According to the stricter definition I was taught, because mammograms do nothing to prevent the disease, and can even cause breast cancer, they do not qualify as “preventive care.” This is not to say they have no value. Mammograms certainly may be useful as a screening tool, for early detection of the disease. But preventive care is not the same thing as early detection. True preventive care for breast cancer would include treatments that actually reduce the risk of developing the disease. (More on that next week.)
Disease prevention also is not the same thing as wellness. For example, medical providers have recommended that older Americans take a low-dose “baby” aspirin daily to prevent heart attack and strokes from clots. But aspirin has serious, occasionally fatal side effects; one study suggests that you are twice as likely to be harmed from daily aspirin than you are to benefit.

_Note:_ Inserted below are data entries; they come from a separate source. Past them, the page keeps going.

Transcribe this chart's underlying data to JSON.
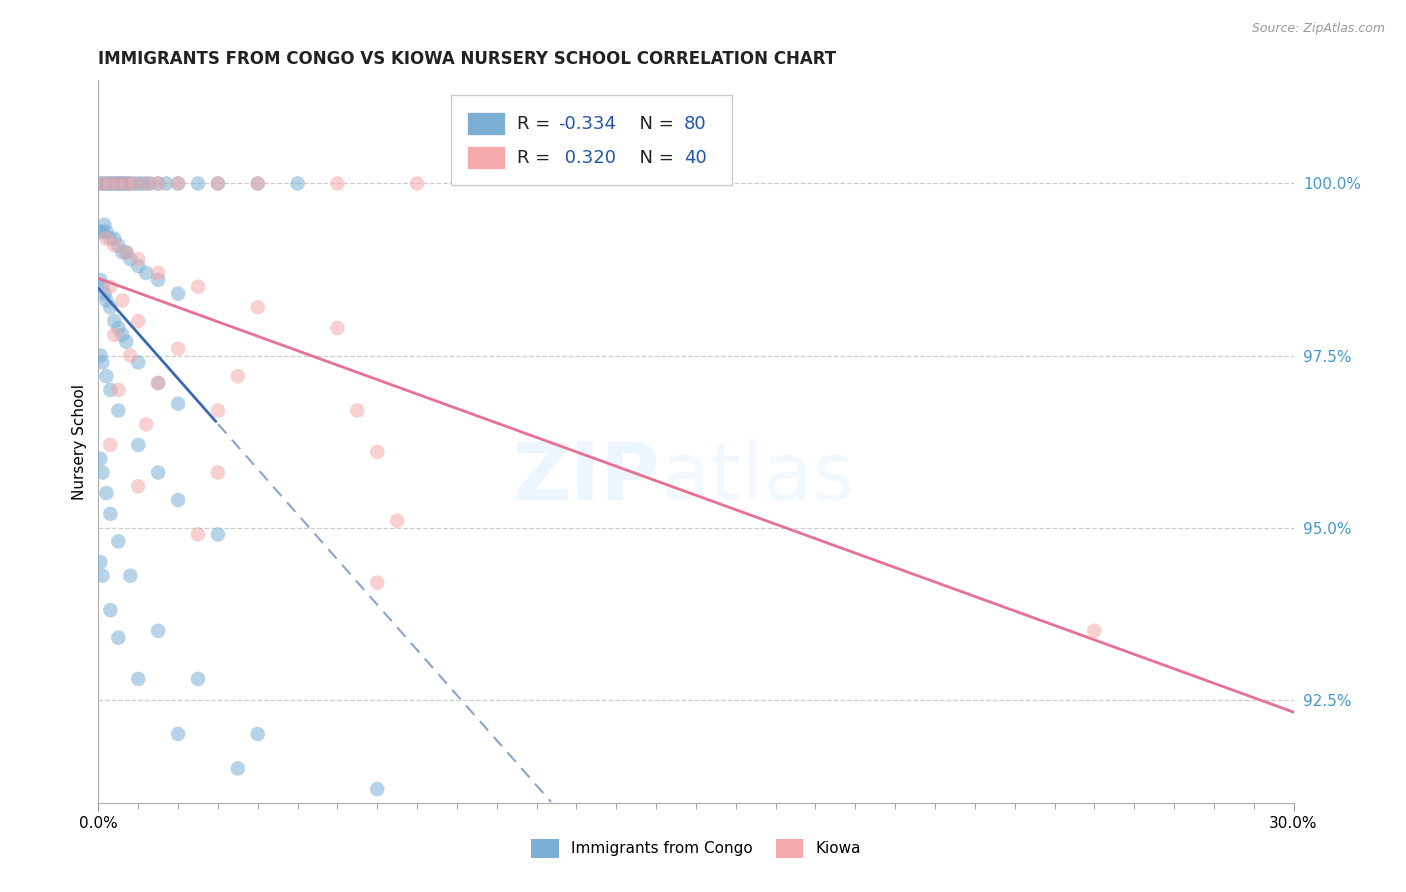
{
  "title": "IMMIGRANTS FROM CONGO VS KIOWA NURSERY SCHOOL CORRELATION CHART",
  "source": "Source: ZipAtlas.com",
  "ylabel": "Nursery School",
  "ytick_values": [
    100.0,
    97.5,
    95.0,
    92.5
  ],
  "xlim": [
    0.0,
    30.0
  ],
  "ylim": [
    91.0,
    101.5
  ],
  "legend1_label": "Immigrants from Congo",
  "legend2_label": "Kiowa",
  "R1": -0.334,
  "N1": 80,
  "R2": 0.32,
  "N2": 40,
  "color_blue": "#7BAFD4",
  "color_pink": "#F4AAAA",
  "color_blue_line": "#3A68B0",
  "color_pink_line": "#E87090",
  "blue_x": [
    0.05,
    0.1,
    0.15,
    0.2,
    0.25,
    0.3,
    0.35,
    0.4,
    0.45,
    0.5,
    0.5,
    0.55,
    0.6,
    0.65,
    0.7,
    0.75,
    0.8,
    0.9,
    1.0,
    1.1,
    1.2,
    1.3,
    1.5,
    1.7,
    2.0,
    2.5,
    3.0,
    4.0,
    5.0,
    0.05,
    0.1,
    0.15,
    0.2,
    0.3,
    0.4,
    0.5,
    0.6,
    0.7,
    0.8,
    1.0,
    1.2,
    1.5,
    2.0,
    0.05,
    0.1,
    0.15,
    0.2,
    0.3,
    0.4,
    0.5,
    0.6,
    0.7,
    1.0,
    1.5,
    2.0,
    0.05,
    0.1,
    0.2,
    0.3,
    0.5,
    1.0,
    1.5,
    2.0,
    3.0,
    0.05,
    0.1,
    0.2,
    0.3,
    0.5,
    0.8,
    1.5,
    2.5,
    4.0,
    0.05,
    0.1,
    0.3,
    0.5,
    1.0,
    2.0,
    3.5,
    7.0
  ],
  "blue_y": [
    100.0,
    100.0,
    100.0,
    100.0,
    100.0,
    100.0,
    100.0,
    100.0,
    100.0,
    100.0,
    100.0,
    100.0,
    100.0,
    100.0,
    100.0,
    100.0,
    100.0,
    100.0,
    100.0,
    100.0,
    100.0,
    100.0,
    100.0,
    100.0,
    100.0,
    100.0,
    100.0,
    100.0,
    100.0,
    99.3,
    99.3,
    99.4,
    99.3,
    99.2,
    99.2,
    99.1,
    99.0,
    99.0,
    98.9,
    98.8,
    98.7,
    98.6,
    98.4,
    98.6,
    98.5,
    98.4,
    98.3,
    98.2,
    98.0,
    97.9,
    97.8,
    97.7,
    97.4,
    97.1,
    96.8,
    97.5,
    97.4,
    97.2,
    97.0,
    96.7,
    96.2,
    95.8,
    95.4,
    94.9,
    96.0,
    95.8,
    95.5,
    95.2,
    94.8,
    94.3,
    93.5,
    92.8,
    92.0,
    94.5,
    94.3,
    93.8,
    93.4,
    92.8,
    92.0,
    91.5,
    91.2
  ],
  "pink_x": [
    0.1,
    0.3,
    0.5,
    0.7,
    0.9,
    1.2,
    1.5,
    2.0,
    3.0,
    4.0,
    6.0,
    8.0,
    0.2,
    0.4,
    0.7,
    1.0,
    1.5,
    2.5,
    4.0,
    6.0,
    0.3,
    0.6,
    1.0,
    2.0,
    3.5,
    6.5,
    0.4,
    0.8,
    1.5,
    3.0,
    7.0,
    0.5,
    1.2,
    3.0,
    7.5,
    0.3,
    1.0,
    2.5,
    7.0,
    25.0
  ],
  "pink_y": [
    100.0,
    100.0,
    100.0,
    100.0,
    100.0,
    100.0,
    100.0,
    100.0,
    100.0,
    100.0,
    100.0,
    100.0,
    99.2,
    99.1,
    99.0,
    98.9,
    98.7,
    98.5,
    98.2,
    97.9,
    98.5,
    98.3,
    98.0,
    97.6,
    97.2,
    96.7,
    97.8,
    97.5,
    97.1,
    96.7,
    96.1,
    97.0,
    96.5,
    95.8,
    95.1,
    96.2,
    95.6,
    94.9,
    94.2,
    93.5
  ]
}
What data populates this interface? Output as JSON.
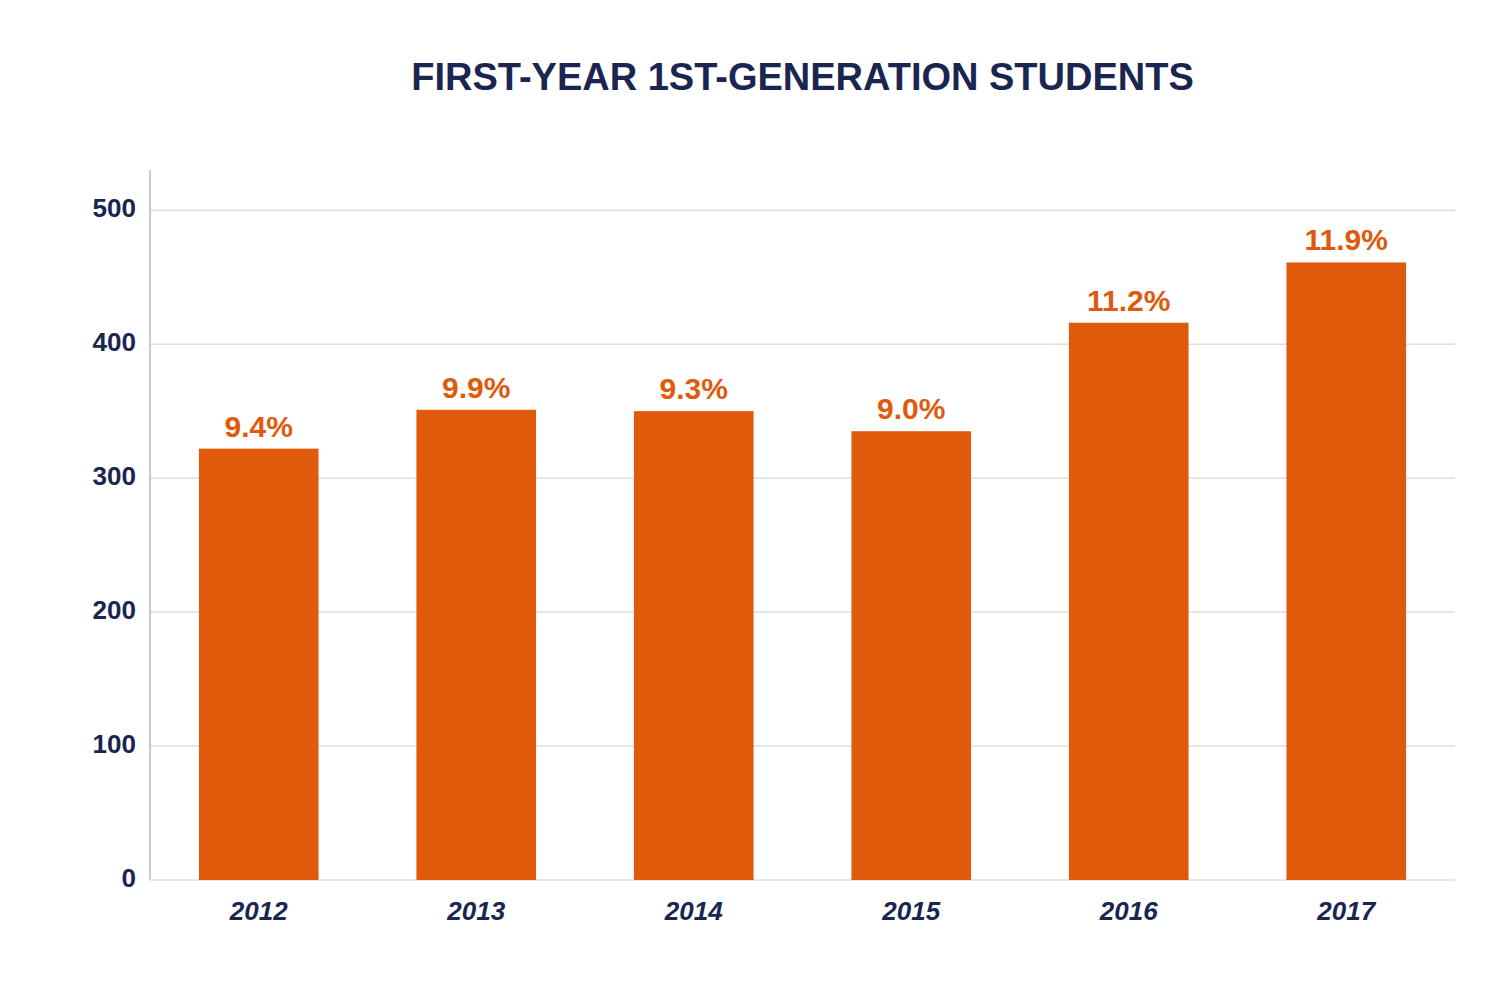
{
  "chart_data": {
    "type": "bar",
    "title": "FIRST-YEAR 1ST-GENERATION STUDENTS",
    "categories": [
      "2012",
      "2013",
      "2014",
      "2015",
      "2016",
      "2017"
    ],
    "values": [
      322,
      351,
      350,
      335,
      416,
      461
    ],
    "annotations": [
      "9.4%",
      "9.9%",
      "9.3%",
      "9.0%",
      "11.2%",
      "11.9%"
    ],
    "color": "#E05A0C",
    "ylim": [
      0,
      530
    ],
    "yticks": [
      0,
      100,
      200,
      300,
      400,
      500
    ],
    "grid": true
  }
}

Also, the blood-thinning effect of aspirin, which slightly reduces the risk of a stroke from a blood clot, actually increases the risk of a bleeding type of stroke. One study showed a 44 percent increase in this type of stroke in aspirin users, as well as a 45 percent increase in serious stomach bleeding.
Yet daily aspirin is considered a form of “wellness.” This is not wellness in my book.
The centerpiece of prevention and wellness care is considered to be the healthy checkup or “physical.” But a study published by the Cochrane Collaboration, in which they reviewed 16 previous studies on the regular medical physical, called the effectiveness of these exams into question. They found no improvement in deaths or overall disease rates in those getting regular checkups, including no drops in heart disease or cancer. The researchers commented that they were not looking at what they called “surrogate outcomes,” meaning they did not rely on improvements in a patient’s lab results (such as lower cholesterol) because such outcomes can be “seriously misleading.” Instead they relied only on outcomes including mortality, later hospitalizations, lost time from work and additional doctor visits.
True wellness falls into two categories: lifestyle advice and treatment. Unfortunately our current health care system leaves a lot to be desired in both areas. Dietary advice that includes replacing healthy, whole foods with highly processed, low-fat products defies the common sense wellness nutrition I was taught. Our current system discourages true wellness treatments such as acupuncture, chiropractic and nutrition therapy in favor of prescription medications and an over reliance on drugs to treat every ailment.